Date

28 June 2024 09:06:47

Location

Hackney Downs, London

Country or Territory

United Kingdom

Name

Sasha Engelmann

Satellite

NOAA-15

Radio Callsign

M6IOR

Last night I finished 'The Well of Loneliness' by Radclyffe Hall, first published (and then banned because of its lesbian content) in the UK in 1928. It follows the life of Stephen Gordon, a woman from a rich family who, in the words of the time, demonstrates "sexual inversion" from an early age. Her life story moves from the rejection of her mother and expulsion from her home in the English Countryside, to driving an ambulance in World War II, to moving to Paris where she can live a little more openly with her partner Mary. To find places where they can be and dance in public, Stephen and Mary visit 'the bars' in Paris where queer people can go without fear of prosecution, yet these places are also full of despair, substance abuse and sadness. At the end of the book, and though it breaks her heart, Stephen pushes Mary away from her, as she sees that Mary could have the possibility of a 'normal' life with a man called Martin. In the last few lines of the book, Stephen, in anguish, pleads to God: "give us also the right to our existence!". I think of how much has changed in the 100 years since the publication of The Well. I can live together with T, I can live an openly queer life, and I can freely access and read this book.

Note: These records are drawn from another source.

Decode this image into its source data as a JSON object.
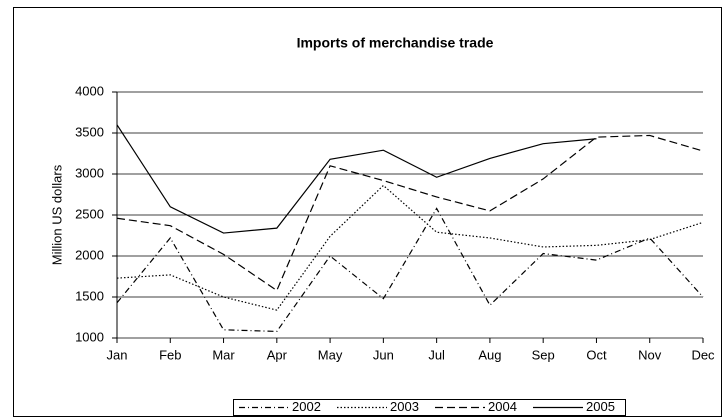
{
  "chart_data": {
    "type": "line",
    "title": "Imports of merchandise trade",
    "y_label": "Million US dollars",
    "categories": [
      "Jan",
      "Feb",
      "Mar",
      "Apr",
      "May",
      "Jun",
      "Jul",
      "Aug",
      "Sep",
      "Oct",
      "Nov",
      "Dec"
    ],
    "series": [
      {
        "name": "2002",
        "color": "#000000",
        "dash": "6 3 1 3",
        "values": [
          1430,
          2220,
          1100,
          1080,
          2000,
          1480,
          2580,
          1400,
          2030,
          1950,
          2220,
          1500
        ]
      },
      {
        "name": "2003",
        "color": "#000000",
        "dash": "1.5 2",
        "values": [
          1730,
          1770,
          1500,
          1340,
          2240,
          2860,
          2290,
          2220,
          2110,
          2130,
          2200,
          2410
        ]
      },
      {
        "name": "2004",
        "color": "#000000",
        "dash": "8 4",
        "values": [
          2460,
          2370,
          2020,
          1580,
          3100,
          2920,
          2720,
          2550,
          2940,
          3450,
          3470,
          3280
        ]
      },
      {
        "name": "2005",
        "color": "#000000",
        "dash": "none",
        "values": [
          3600,
          2600,
          2280,
          2340,
          3180,
          3290,
          2960,
          3190,
          3370,
          3430,
          null,
          null
        ]
      }
    ],
    "ylim": [
      1000,
      4000
    ],
    "yticks": [
      1000,
      1500,
      2000,
      2500,
      3000,
      3500,
      4000
    ],
    "grid": true,
    "legend": "bottom"
  }
}
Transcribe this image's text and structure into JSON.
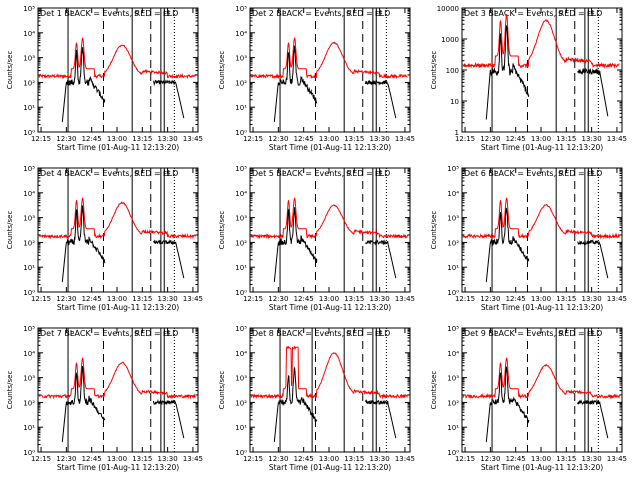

Yet the 'pull' of 'normal' has not lost its strength. Society's 'straightening devices' work in new and different ways today, but they still work. Living obliquely or 'slantwise' requires unusual and surprising effort at times. And in an even odder development, queer identities and politics are now being used to 'pinkwash' the actions of corporations or governments committing acts of violence. In many ways, and in Ahmed's terms, society today might be oriented 'to' different things on the surface, but in many ways it is still oriented 'around' the same 'straightening' logic.